Unfortunately, the elites are always able to feed the slaves someone else—a Donald Trump—who is able to bamboozle them one more time and lead them to forsaking God over and over and trusting in another man to save them and fight their battles for them. They keep believing that X king is coming to save them from Y king. They believe that the way out of Egypt is through voting.
Repenting from man-kings
Will men ever learn? Will they ever stop being hardheaded? Will they ever stop stubbornly refusing to repent? Will they ever stop believing in lies? They haven’t done so yet at large. They are still saying, “Give us a king.” And, by that, they are still saying that God is not good enough.
What’s curious is that if they ever wanted to stop facing the calamities that they acknowledge on the one hand, they must stop seeking human rulers as they do on the other. They must stop putting their hand to evil altogether, as they do when they place their ballots in a box. They must stop thinking that X guy is needed to combat Y guy. For these human rulers, which they see on the one hand, come precisely when men forsake God for human rulers.

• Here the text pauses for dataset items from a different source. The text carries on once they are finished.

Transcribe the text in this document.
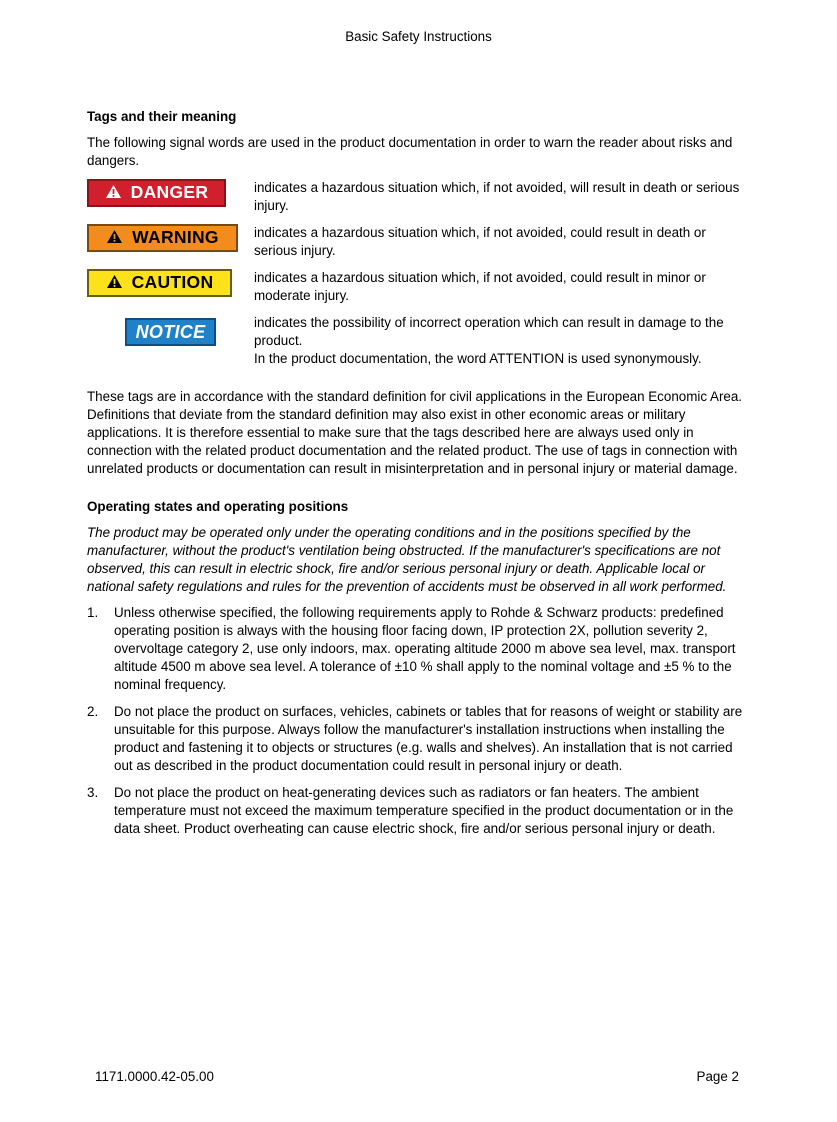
Basic Safety Instructions

Tags and their meaning

The following signal words are used in the product documentation in order to warn the reader about risks and dangers.

DANGER	indicates a hazardous situation which, if not avoided, will result in death or serious injury.

WARNING	indicates a hazardous situation which, if not avoided, could result in death or serious injury.

CAUTION	indicates a hazardous situation which, if not avoided, could result in minor or moderate injury.

NOTICE	indicates the possibility of incorrect operation which can result in damage to the product.

In the product documentation, the word ATTENTION is used synonymously.

These tags are in accordance with the standard definition for civil applications in the European Economic Area. Definitions that deviate from the standard definition may also exist in other economic areas or military applications. It is therefore essential to make sure that the tags described here are always used only in connection with the related product documentation and the related product. The use of tags in connection with unrelated products or documentation can result in misinterpretation and in personal injury or material damage.

Operating states and operating positions

The product may be operated only under the operating conditions and in the positions specified by the manufacturer, without the product's ventilation being obstructed. If the manufacturer's specifications are not observed, this can result in electric shock, fire and/or serious personal injury or death. Applicable local or national safety regulations and rules for the prevention of accidents must be observed in all work performed.

1. Unless otherwise specified, the following requirements apply to Rohde & Schwarz products: predefined operating position is always with the housing floor facing down, IP protection 2X, pollution severity 2, overvoltage category 2, use only indoors, max. operating altitude 2000 m above sea level, max. transport altitude 4500 m above sea level. A tolerance of ±10 % shall apply to the nominal voltage and ±5 % to the nominal frequency.
2. Do not place the product on surfaces, vehicles, cabinets or tables that for reasons of weight or stability are unsuitable for this purpose. Always follow the manufacturer's installation instructions when installing the product and fastening it to objects or structures (e.g. walls and shelves). An installation that is not carried out as described in the product documentation could result in personal injury or death.
3. Do not place the product on heat-generating devices such as radiators or fan heaters. The ambient temperature must not exceed the maximum temperature specified in the product documentation or in the data sheet. Product overheating can cause electric shock, fire and/or serious personal injury or death.
1171.0000.42-05.00	Page 2
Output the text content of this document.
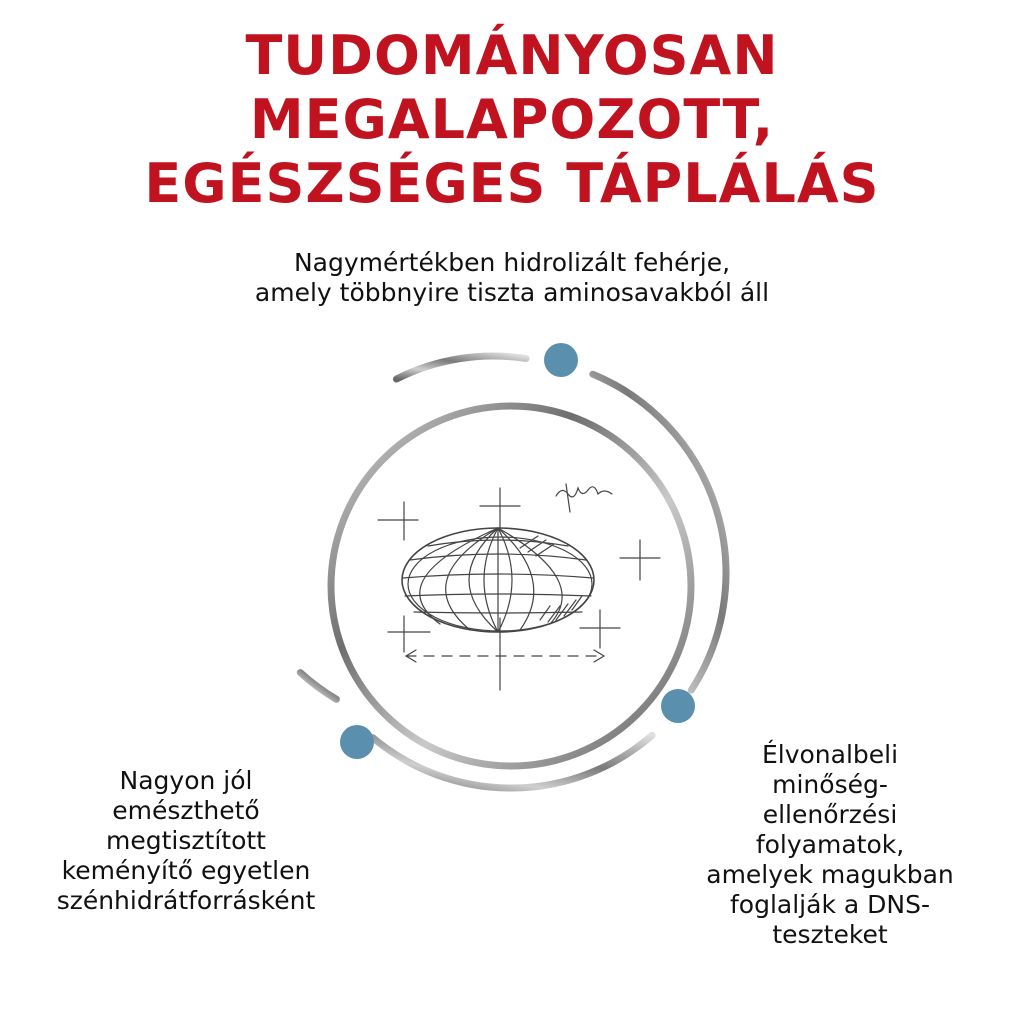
TUDOMÁNYOSAN MEGALAPOZOTT,
EGÉSZSÉGES TÁPLÁLÁS

Nagymértékben hidrolizált fehérje,
amely többnyire tiszta aminosavakból áll

Nagyon jól
emészthető
megtisztított
keményítő egyetlen
szénhidrátforrásként

Élvonalbeli
minőség-
ellenőrzési
folyamatok,
amelyek magukban
foglalják a DNS-
teszteket
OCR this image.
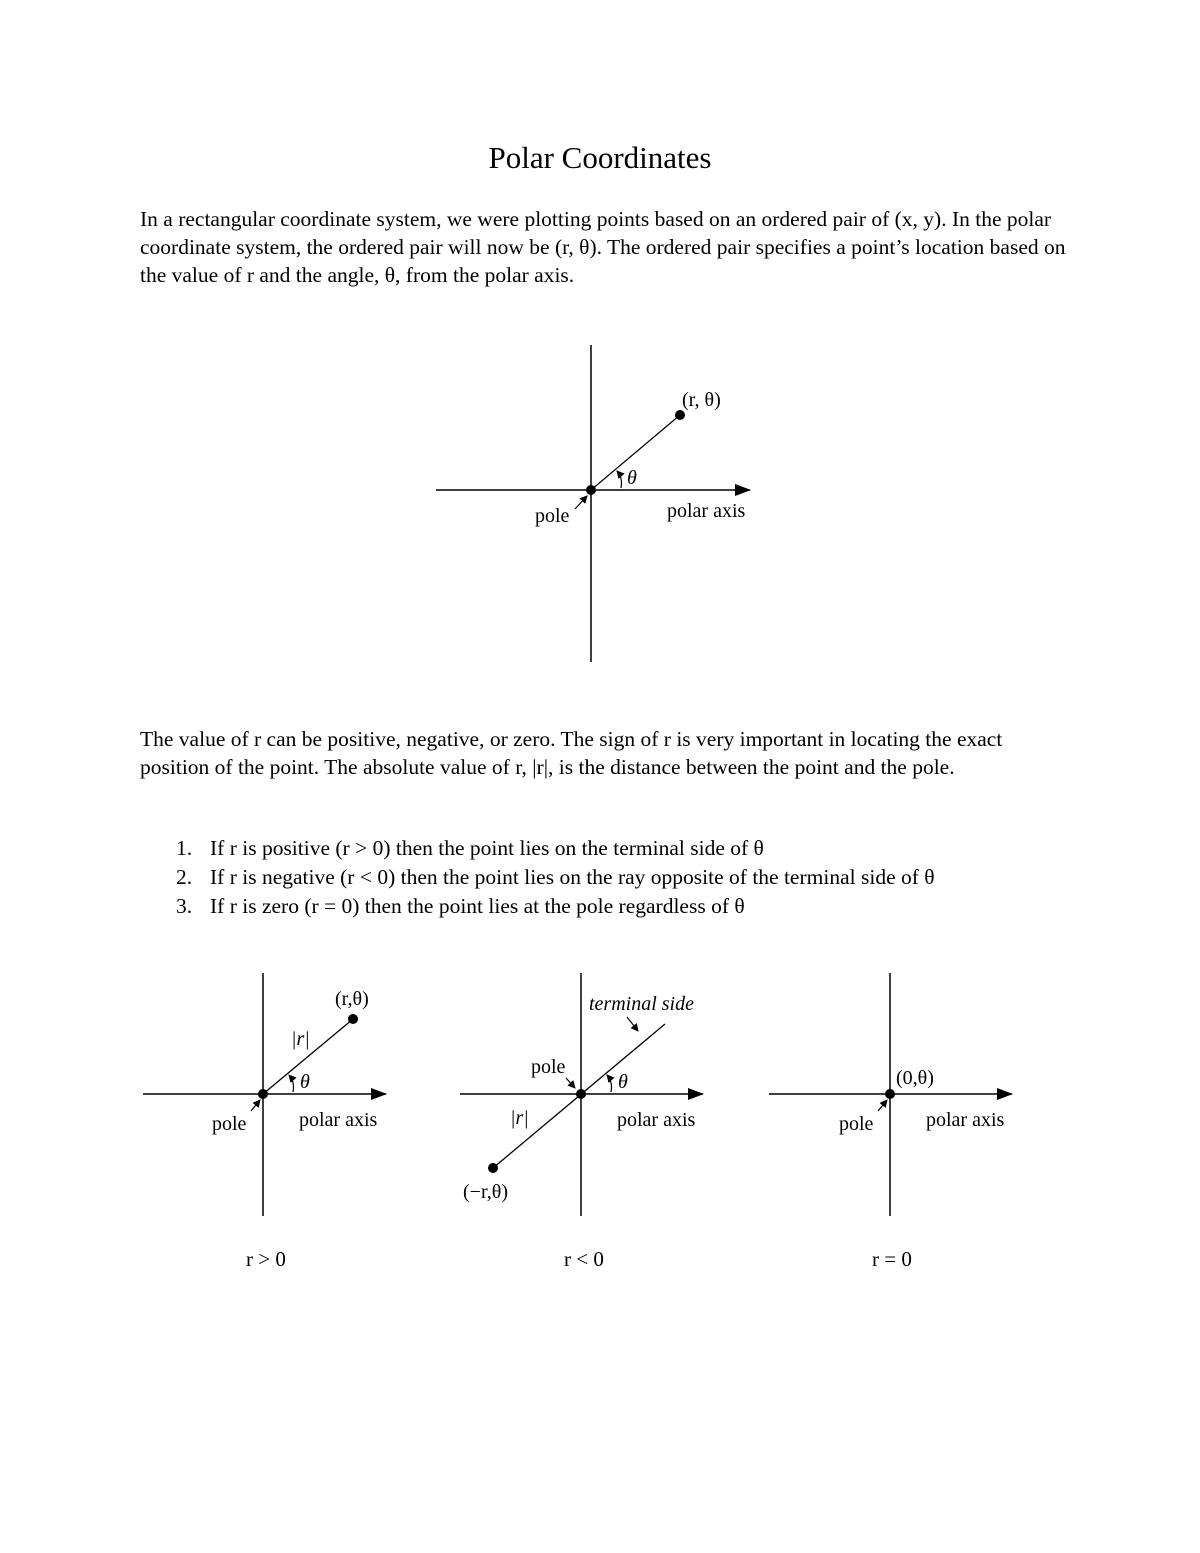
Polar Coordinates

In a rectangular coordinate system, we were plotting points based on an ordered pair of (x, y). In the polar coordinate system, the ordered pair will now be (r, θ). The ordered pair specifies a point’s location based on the value of r and the angle, θ, from the polar axis.

The value of r can be positive, negative, or zero. The sign of r is very important in locating the exact position of the point. The absolute value of r, |r|, is the distance between the point and the pole.

1. If r is positive (r > 0) then the point lies on the terminal side of θ
2. If r is negative (r < 0) then the point lies on the ray opposite of the terminal side of θ
3. If r is zero (r = 0) then the point lies at the pole regardless of θ
(r, θ)
θ
pole	polar axis
(r,θ)
|r|
θ
pole	polar axis
r > 0
terminal side
pole
θ
|r|
(−r,θ)
polar axis
r < 0
(0,θ)
pole	polar axis
r = 0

“When Jacob went to Egypt, your fathers cried out to the LORD, and He sent them Moses and Aaron, who brought your fathers out of Egypt and settled them in this place. But they forgot the LORD their God, and He sold them into the hand of Sisera the commander of the army of Hazor, and into the hands of the Philistines and the king of Moab, who fought against them” (1 Samuel 12:8-9).
When one realizes that they are ruled by evil men, the last thing they should do is keep supporting human-rulers to “protect” them from the bad guys, and the first thing they should do is turn back to God, which is accomplished by turning away from men.
Those who think we need X guy to make sure Y guy doesn’t rule over us are still lost sheep, a scattered flock who have gone astray from the Lord, anxiously searching for a “savior” among men. The very frantic attitude of voters to elect a new guy— “we’re all screwed if X doesn’t get in there”—proves them to be man-fearers who are not abiding in the peace that the Lord gives to those who trust in Him. God-fearing men are not anxious or angry during election seasons, and they won’t be excited or depressed no matter what the results are. They know that the purpose of these rituals is to incite emotion and rope men into participating in them.
Voting shows men to be unrepentant worldly fools who keep their faith in men to provide for them. Rather than to see their own complicity in it all and confess their sin of supporting human government and its false god rulers, these men continue to be rebels against the Lord and fight against the system (which is judgment against them) with the very sinful things that got them here: setting up man-kings. Rather than see the situation and say, “oh my, we have sinned,” they say, “our enemies are everywhere, we must sin more.” Rather than to see “the democrats” (and the State in general) as judgment against them, they think they are a force of evil that are acting on their own and that must be defeated by controlling the reigns of political power ourselves.
There is hope
But men are in trouble today not because they failed to put X in power, as voters tell us we are doing if we don’t all rally at the polls. They are in trouble because they approve of human rulers, period. The “great evil” that men commit is asking for a king (1 Sam 12:17). Repentance involves turning away from this ideology and idolatry altogether, whether it’s politician X, Y, or Z.
Our situation is not hopeless today, but it requires repentance. Those who are still voting for X to fight Y are still looking in the wrong direction and longing for king-saviors among men.
Evil has never progressed too far to be turned back, but it does however require the one thing men rarely want to do at its later stages: confess the sin of statism, repent of it, and turn back to the Lord. We are never too far gone, assuming men can embrace a repentant, rather than a continued king-seeking, mindset.
“Even though you have committed all this evil, do not turn aside from following the LORD, but serve the LORD with all your heart. Do not turn aside after worthless things that cannot profit you or deliver you, for they are empty” (1 Samuel 12:20-21).